After enabling the openvpn client something is messing with wanb when it shouldn't.
/etc/init.d/mwan3 disable
/etc/init.d/mwan3 stop
uci set network.lan.ip4table="1"
uci set network.wanb.ip4table="2"
uci -q delete network.cam
uci set network.cam="rule"
uci set network.cam.in="lan"
uci set network.cam.src="192.168.1.16/28"

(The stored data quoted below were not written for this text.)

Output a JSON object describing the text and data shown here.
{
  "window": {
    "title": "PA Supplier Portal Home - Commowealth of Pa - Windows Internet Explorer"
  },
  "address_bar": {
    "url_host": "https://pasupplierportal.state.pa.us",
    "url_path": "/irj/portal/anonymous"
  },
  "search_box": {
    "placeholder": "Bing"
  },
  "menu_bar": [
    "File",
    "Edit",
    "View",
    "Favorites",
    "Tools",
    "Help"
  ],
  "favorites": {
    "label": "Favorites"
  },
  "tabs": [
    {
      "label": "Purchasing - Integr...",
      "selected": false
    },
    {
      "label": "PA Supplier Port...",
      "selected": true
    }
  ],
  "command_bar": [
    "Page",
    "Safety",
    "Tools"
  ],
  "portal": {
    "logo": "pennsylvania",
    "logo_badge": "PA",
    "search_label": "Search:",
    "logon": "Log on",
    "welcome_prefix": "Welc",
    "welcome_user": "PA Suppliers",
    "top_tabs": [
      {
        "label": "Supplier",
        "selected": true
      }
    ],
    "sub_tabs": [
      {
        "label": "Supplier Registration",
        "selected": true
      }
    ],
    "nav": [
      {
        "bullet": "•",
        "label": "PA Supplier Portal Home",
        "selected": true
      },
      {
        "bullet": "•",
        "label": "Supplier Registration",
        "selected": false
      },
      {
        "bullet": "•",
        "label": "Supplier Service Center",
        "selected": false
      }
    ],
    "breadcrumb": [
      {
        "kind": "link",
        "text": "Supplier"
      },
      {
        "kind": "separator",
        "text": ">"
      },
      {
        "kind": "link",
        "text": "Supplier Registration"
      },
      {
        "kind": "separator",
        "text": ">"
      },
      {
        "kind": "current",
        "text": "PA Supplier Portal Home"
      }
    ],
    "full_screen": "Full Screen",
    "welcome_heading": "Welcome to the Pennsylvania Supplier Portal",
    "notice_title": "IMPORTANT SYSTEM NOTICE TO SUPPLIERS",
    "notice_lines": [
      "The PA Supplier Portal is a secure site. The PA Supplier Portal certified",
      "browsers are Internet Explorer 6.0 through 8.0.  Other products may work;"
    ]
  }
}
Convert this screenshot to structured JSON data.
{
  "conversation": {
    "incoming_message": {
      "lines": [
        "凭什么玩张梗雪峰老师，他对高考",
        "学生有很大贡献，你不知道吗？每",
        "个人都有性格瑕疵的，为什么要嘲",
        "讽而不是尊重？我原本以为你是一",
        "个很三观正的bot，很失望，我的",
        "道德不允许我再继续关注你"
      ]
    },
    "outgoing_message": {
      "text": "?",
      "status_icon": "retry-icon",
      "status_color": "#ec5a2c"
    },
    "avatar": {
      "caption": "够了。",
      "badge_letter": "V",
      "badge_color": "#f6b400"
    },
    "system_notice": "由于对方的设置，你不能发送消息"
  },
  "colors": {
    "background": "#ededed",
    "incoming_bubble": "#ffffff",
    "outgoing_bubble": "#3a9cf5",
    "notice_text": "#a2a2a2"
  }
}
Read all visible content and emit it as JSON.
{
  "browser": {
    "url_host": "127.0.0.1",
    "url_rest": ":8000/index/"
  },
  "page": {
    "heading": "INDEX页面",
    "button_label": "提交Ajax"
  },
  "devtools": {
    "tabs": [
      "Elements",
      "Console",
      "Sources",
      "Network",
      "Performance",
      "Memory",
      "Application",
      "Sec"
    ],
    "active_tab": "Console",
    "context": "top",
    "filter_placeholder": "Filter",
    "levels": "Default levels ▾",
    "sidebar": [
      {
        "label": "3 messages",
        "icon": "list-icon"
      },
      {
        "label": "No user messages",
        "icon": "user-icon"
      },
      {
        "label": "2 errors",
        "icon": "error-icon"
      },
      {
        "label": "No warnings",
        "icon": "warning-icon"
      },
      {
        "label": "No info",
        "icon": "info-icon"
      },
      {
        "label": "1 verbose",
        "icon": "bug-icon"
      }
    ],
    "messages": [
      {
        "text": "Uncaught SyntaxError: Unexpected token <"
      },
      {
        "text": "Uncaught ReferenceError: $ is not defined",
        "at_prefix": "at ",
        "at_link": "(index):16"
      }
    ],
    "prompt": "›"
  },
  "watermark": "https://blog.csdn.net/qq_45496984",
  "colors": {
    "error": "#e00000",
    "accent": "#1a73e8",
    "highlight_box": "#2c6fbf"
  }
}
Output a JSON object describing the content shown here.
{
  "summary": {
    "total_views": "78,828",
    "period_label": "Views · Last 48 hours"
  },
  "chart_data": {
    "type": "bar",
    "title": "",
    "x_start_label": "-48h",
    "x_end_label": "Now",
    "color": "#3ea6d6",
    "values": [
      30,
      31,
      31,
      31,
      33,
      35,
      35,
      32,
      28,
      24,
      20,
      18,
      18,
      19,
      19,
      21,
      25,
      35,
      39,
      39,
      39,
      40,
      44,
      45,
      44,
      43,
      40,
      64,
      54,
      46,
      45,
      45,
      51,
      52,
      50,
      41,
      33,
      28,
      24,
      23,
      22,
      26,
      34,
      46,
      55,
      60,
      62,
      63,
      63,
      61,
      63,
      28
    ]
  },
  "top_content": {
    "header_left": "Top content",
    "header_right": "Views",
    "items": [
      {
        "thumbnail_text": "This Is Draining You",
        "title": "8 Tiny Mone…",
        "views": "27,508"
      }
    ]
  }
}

uci set network.cam.lookup="2"
uci set network.cam.priority="30000"
uci commit network
/etc/init.d/network restart
Hi, here's the routing table after enabling the vpn
root@linksys1:~# ip -4 ro li table all
0.0.0.0/1 via 10.8.1.1 dev tun0 table 1
default via 10.17.17.1 dev eth1.2 table 1 metric 10
10.8.1.0/24 dev tun0 table 1 proto kernel scope link src 10.8.1.3
10.15.16.0/24 dev br-lan table 1 proto kernel scope link src 10.15.16.1
10.17.17.0/24 dev eth1.2 table 1 proto static scope link metric 10
66.115.145.24 via 10.17.17.1 dev eth1.2 table 1
128.0.0.0/1 via 10.8.1.1 dev tun0 table 1
172.16.16.0/24 dev eth1.3 table 1 proto static scope link metric 20
0.0.0.0/1 via 10.8.1.1 dev tun0 table 2
default via 172.16.16.1 dev eth1.3 table 2 metric 20
10.8.1.0/24 dev tun0 table 2 proto kernel scope link src 10.8.1.3
10.15.16.0/24 dev br-lan table 2 proto kernel scope link src 10.15.16.1
10.17.17.0/24 dev eth1.2 table 2 proto static scope link metric 10
66.115.145.24 via 10.17.17.1 dev eth1.2 table 2
128.0.0.0/1 via 10.8.1.1 dev tun0 table 2
172.16.16.0/24 dev eth1.3 table 2 proto static scope link metric 20
0.0.0.0/1 via 10.8.1.1 dev tun0 table 3
default dev tun0 table 3 scope link metric 30
10.8.1.0/24 dev tun0 table 3 proto kernel scope link src 10.8.1.3
10.15.16.0/24 dev br-lan table 3 proto kernel scope link src 10.15.16.1
10.17.17.0/24 dev eth1.2 table 3 proto static scope link metric 10
66.115.145.24 via 10.17.17.1 dev eth1.2 table 3
128.0.0.0/1 via 10.8.1.1 dev tun0 table 3
172.16.16.0/24 dev eth1.3 table 3 proto static scope link metric 20
0.0.0.0/1 via 10.8.1.1 dev tun0
default via 10.17.17.1 dev eth1.2 proto static src 10.17.17.203 metric 10
default via 172.16.16.1 dev eth1.3 proto static src 172.16.16.203 metric 20
10.8.1.0/24 dev tun0 proto kernel scope link src 10.8.1.3
10.15.16.0/24 dev br-lan proto kernel scope link src 10.15.16.1
10.17.17.0/24 dev eth1.2 proto static scope link metric 10
66.115.145.24 via 10.17.17.1 dev eth1.2
128.0.0.0/1 via 10.8.1.1 dev tun0
172.16.16.0/24 dev eth1.3 proto static scope link metric 20
broadcast 10.8.1.0 dev tun0 table local proto kernel scope link src 10.8.1.3
local 10.8.1.3 dev tun0 table local proto kernel scope host src 10.8.1.3
broadcast 10.8.1.255 dev tun0 table local proto kernel scope link src 10.8.1.3
broadcast 10.15.16.0 dev br-lan table local proto kernel scope link src 10.15.16.1
local 10.15.16.1 dev br-lan table local proto kernel scope host src 10.15.16.1
broadcast 10.15.16.255 dev br-lan table local proto kernel scope link src 10.15.16.1
broadcast 10.17.17.0 dev eth1.2 table local proto kernel scope link src 10.17.17.203
local 10.17.17.203 dev eth1.2 table local proto kernel scope host src 10.17.17.203
broadcast 10.17.17.255 dev eth1.2 table local proto kernel scope link src 10.17.17.203
broadcast 127.0.0.0 dev lo table local proto kernel scope link src 127.0.0.1
local 127.0.0.0/8 dev lo table local proto kernel scope host src 127.0.0.1
local 127.0.0.1 dev lo table local proto kernel scope host src 127.0.0.1
broadcast 127.255.255.255 dev lo table local proto kernel scope link src 127.0.0.1
broadcast 172.16.16.0 dev eth1.3 table local proto kernel scope link src 172.16.16.203
local 172.16.16.203 dev eth1.3 table local proto kernel scope host src 172.16.16.203
broadcast 172.16.16.255 dev eth1.3 table local proto kernel scope link src 172.16.16.203
You have multiple entries of these vpn injected routes in all of the routing tables, main and custom.
Filter the gateway injection from the vpn server. Set up a default gateway yourself with a proper metric in the static routes.